Keelty Report On Lost Senate Votes Inconclusive But Says No Evidence Of Wrong-Doing

The report by former Federal Police Commissioner Mick Keelty into the missing Western Australian Senate ballot papers has found no evidence of deliberate wrong-doing but the mystery remains unsolved.

Keelty’s report says the AEC systems in place in W.A. made it difficult for him to reach a conclusive finding. He recommends a number of measures for storage and movement of ballots papers and for the disposal of other material during counting.

A reading of Keelty’s report suggests the possibility of accidental disposal and destruction of the ballot papers. Training and management of casual staff is also pinpointed.

Counting shows that the disappearance of 1,370 Senate ballot papers had the potential to alter the Senate result in WA. The AEC has itself petitioned the Court of Disputed Returns to void the result of the election. The case has not yet been heard but a new Senate election is expected in 2014.

  • Keelty’s report is shown below

Media release from the Australian Electoral Commission.

Keelty report released

The Australian Electoral Commission today released a report by Mr Mick Keelty AO inquiring into the circumstances of 1370 missing Western Australian Senate votes.

The inquiry found there were significant failures in some of the processes and procedures for the handling, movement and storage of WA Senate ballot papers. These failures were likely to have increased the risk of ballot papers being mislaid, as well as making it more difficult to detect or accurately determine the fate of the ballots.

Mr Keelty observed that while there was no evidence of any deliberate action to destroy or remove ballot papers, the systems in place in WA made it difficult for him to reach a conclusive finding.

The full Australian Electoral Commission has considered Mr Keelty’s report and all of his recommendations have been accepted.

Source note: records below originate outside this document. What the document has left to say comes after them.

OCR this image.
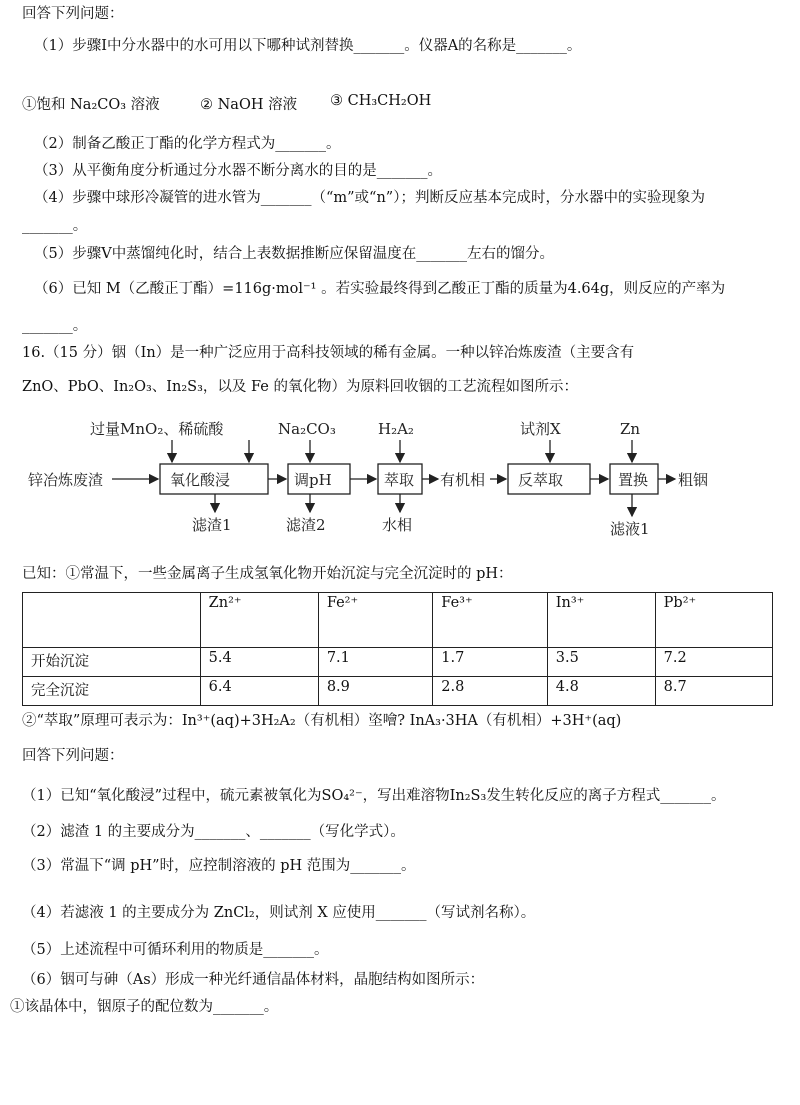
回答下列问题：
（1）步骤Ⅰ中分水器中的水可用以下哪种试剂替换_______。仪器A的名称是_______。
①饱和 Na₂CO₃ 溶液	② NaOH 溶液 ③ CH₃CH₂OH
（2）制备乙酸正丁酯的化学方程式为_______。
（3）从平衡角度分析通过分水器不断分离水的目的是_______。
（4）步骤中球形冷凝管的进水管为_______（“m”或“n”）；判断反应基本完成时，分水器中的实验现象为
_______。
（5）步骤Ⅴ中蒸馏纯化时，结合上表数据推断应保留温度在_______左右的馏分。
（6）已知 M（乙酸正丁酯）=116g·mol⁻¹ 。若实验最终得到乙酸正丁酯的质量为4.64g，则反应的产率为
_______。
16.（15 分）铟（In）是一种广泛应用于高科技领域的稀有金属。一种以锌冶炼废渣（主要含有
ZnO、PbO、In₂O₃、In₂S₃，以及 Fe 的氧化物）为原料回收铟的工艺流程如图所示：
锌冶炼废渣	氧化酸浸	调pH	萃取 有机相 反萃取	置换 粗铟
过量MnO₂、稀硫酸	Na₂CO₃	H₂A₂	试剂X	Zn
滤渣1	滤渣2	水相	滤液1
已知：①常温下，一些金属离子生成氢氧化物开始沉淀与完全沉淀时的 pH：
	Zn²⁺	Fe²⁺	Fe³⁺	In³⁺	Pb²⁺
开始沉淀	5.4	7.1	1.7	3.5	7.2
完全沉淀	6.4	8.9	2.8	4.8	8.7
②“萃取”原理可表示为：In³⁺(aq)+3H₂A₂（有机相）垐噲? InA₃·3HA（有机相）+3H⁺(aq)
回答下列问题：
（1）已知“氧化酸浸”过程中，硫元素被氧化为SO₄²⁻，写出难溶物In₂S₃发生转化反应的离子方程式_______。
（2）滤渣 1 的主要成分为_______、_______（写化学式）。
（3）常温下“调 pH”时，应控制溶液的 pH 范围为_______。
（4）若滤液 1 的主要成分为 ZnCl₂，则试剂 X 应使用_______（写试剂名称）。
（5）上述流程中可循环利用的物质是_______。
（6）铟可与砷（As）形成一种光纤通信晶体材料，晶胞结构如图所示：
①该晶体中，铟原子的配位数为_______。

Inquiry recommendations include:

  • the implementation of material management policies and systems for the management of all aspects of ballot paper movement and storage that are consistent with the long term sensitivity of ballots and that reflect industry best practice. Specific recommendations include introducing ‘tamper-evident’ materials for the transfer and storage of ballot papers, both to and from vote counting centres, as well as for long term storage in warehouses. The installation of CCTV and alarms at warehouses is recommended;
  • the introduction of controls for disposal of recycling or other materials to ensure that no ballot material is inadvertently lost;
  • that all relevant staff have skills in contract management and contract enforcement;
  • that the AEC’s approach for the training of electoral staff (permanent and casual) ensure adequacy, national consistency, effectiveness, and the rigour of assessment measures, and
  • that measures are implemented to ameliorate the pressures on staff arising from the expectation that all results will be known on polling day, and the logistical issues arising from the size of the Senate ballot paper.

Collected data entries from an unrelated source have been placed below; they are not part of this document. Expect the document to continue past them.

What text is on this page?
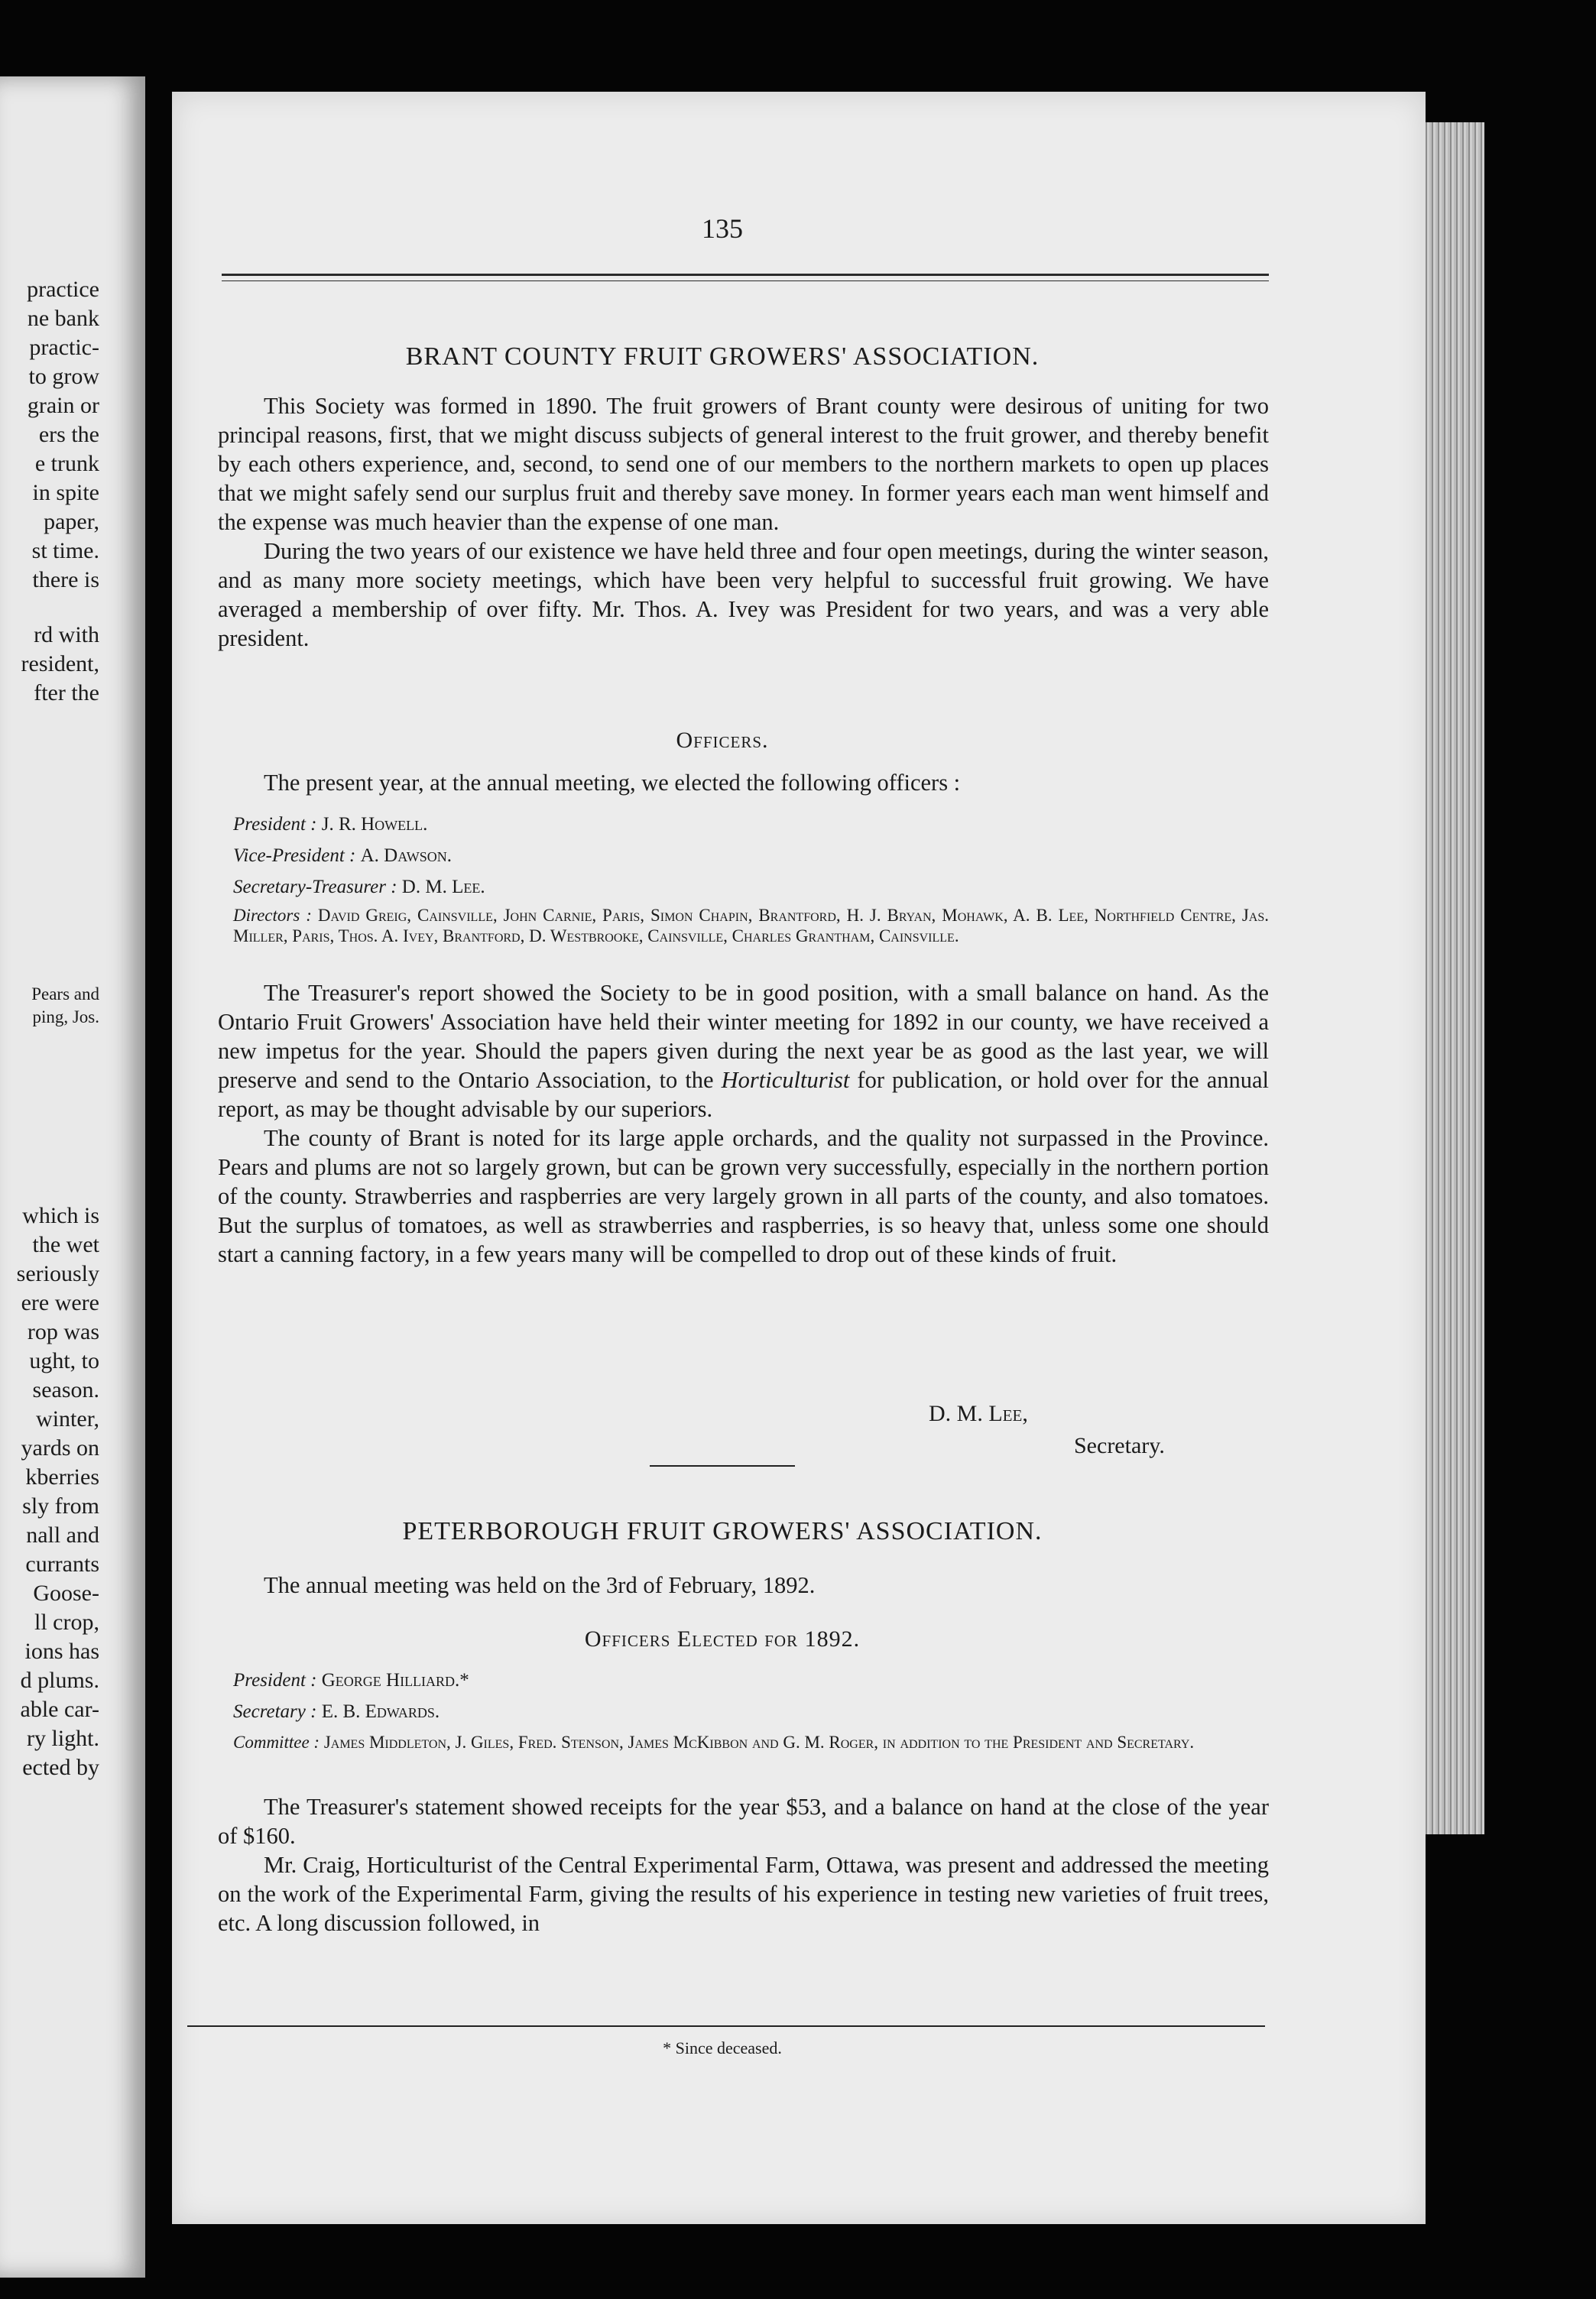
practice
ne bank
practic-
to grow
grain or
ers the
e trunk
in spite
paper,
st time.
there is
rd with
resident,
fter the
Pears and
ping, Jos.
which is
the wet
seriously
ere were
rop was
ught, to
season.
winter,
yards on
kberries
sly from
nall and
currants
Goose-
ll crop,
ions has
d plums.
able car-
ry light.
ected by
135
BRANT COUNTY FRUIT GROWERS' ASSOCIATION.

This Society was formed in 1890. The fruit growers of Brant county were desirous of uniting for two principal reasons, first, that we might discuss subjects of general interest to the fruit grower, and thereby benefit by each others experience, and, second, to send one of our members to the northern markets to open up places that we might safely send our surplus fruit and thereby save money. In former years each man went himself and the expense was much heavier than the expense of one man.

During the two years of our existence we have held three and four open meetings, during the winter season, and as many more society meetings, which have been very helpful to successful fruit growing. We have averaged a membership of over fifty. Mr. Thos. A. Ivey was President for two years, and was a very able president.

Officers.

The present year, at the annual meeting, we elected the following officers :

President : J. R. Howell.
Vice-President : A. Dawson.
Secretary-Treasurer : D. M. Lee.
Directors : David Greig, Cainsville, John Carnie, Paris, Simon Chapin, Brantford, H. J. Bryan, Mohawk, A. B. Lee, Northfield Centre, Jas. Miller, Paris, Thos. A. Ivey, Brantford, D. Westbrooke, Cainsville, Charles Grantham, Cainsville.

The Treasurer's report showed the Society to be in good position, with a small balance on hand. As the Ontario Fruit Growers' Association have held their winter meeting for 1892 in our county, we have received a new impetus for the year. Should the papers given during the next year be as good as the last year, we will preserve and send to the Ontario Association, to the Horticulturist for publication, or hold over for the annual report, as may be thought advisable by our superiors.

The county of Brant is noted for its large apple orchards, and the quality not surpassed in the Province. Pears and plums are not so largely grown, but can be grown very successfully, especially in the northern portion of the county. Strawberries and raspberries are very largely grown in all parts of the county, and also tomatoes. But the surplus of tomatoes, as well as strawberries and raspberries, is so heavy that, unless some one should start a canning factory, in a few years many will be compelled to drop out of these kinds of fruit.

D. M. Lee,
Secretary.
PETERBOROUGH FRUIT GROWERS' ASSOCIATION.

The annual meeting was held on the 3rd of February, 1892.

Officers Elected for 1892.
President : George Hilliard.*
Secretary : E. B. Edwards.
Committee : James Middleton, J. Giles, Fred. Stenson, James McKibbon and G. M. Roger, in addition to the President and Secretary.

The Treasurer's statement showed receipts for the year $53, and a balance on hand at the close of the year of $160.

Mr. Craig, Horticulturist of the Central Experimental Farm, Ottawa, was present and addressed the meeting on the work of the Experimental Farm, giving the results of his experience in testing new varieties of fruit trees, etc. A long discussion followed, in

* Since deceased.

A dedicated task force led by Deputy Electoral Commissioner Tom Rogers will immediately begin the work of implementing Mr Keelty’s recommendations. Discussions have already commenced with transport and logistics providers for the introduction of industry best practice controls over the movement and control of ballots and valuable items and a review of relevant AEC training materials. An AEC review has also commenced of ballot paper storage arrangements in all warehouses used by the AEC across Australia.

The AEC will include Mr Keelty’s report in its forthcoming submission to the federal parliamentary Joint Standing Committee on Electoral Matters (JSCEM) for consideration as part of the Committee’s general inquiry into the 2013 Federal Election and related matters. The AEC will provide ongoing progress reports to the JSCEM regarding the implementation of Mr Keelty’s recommendations.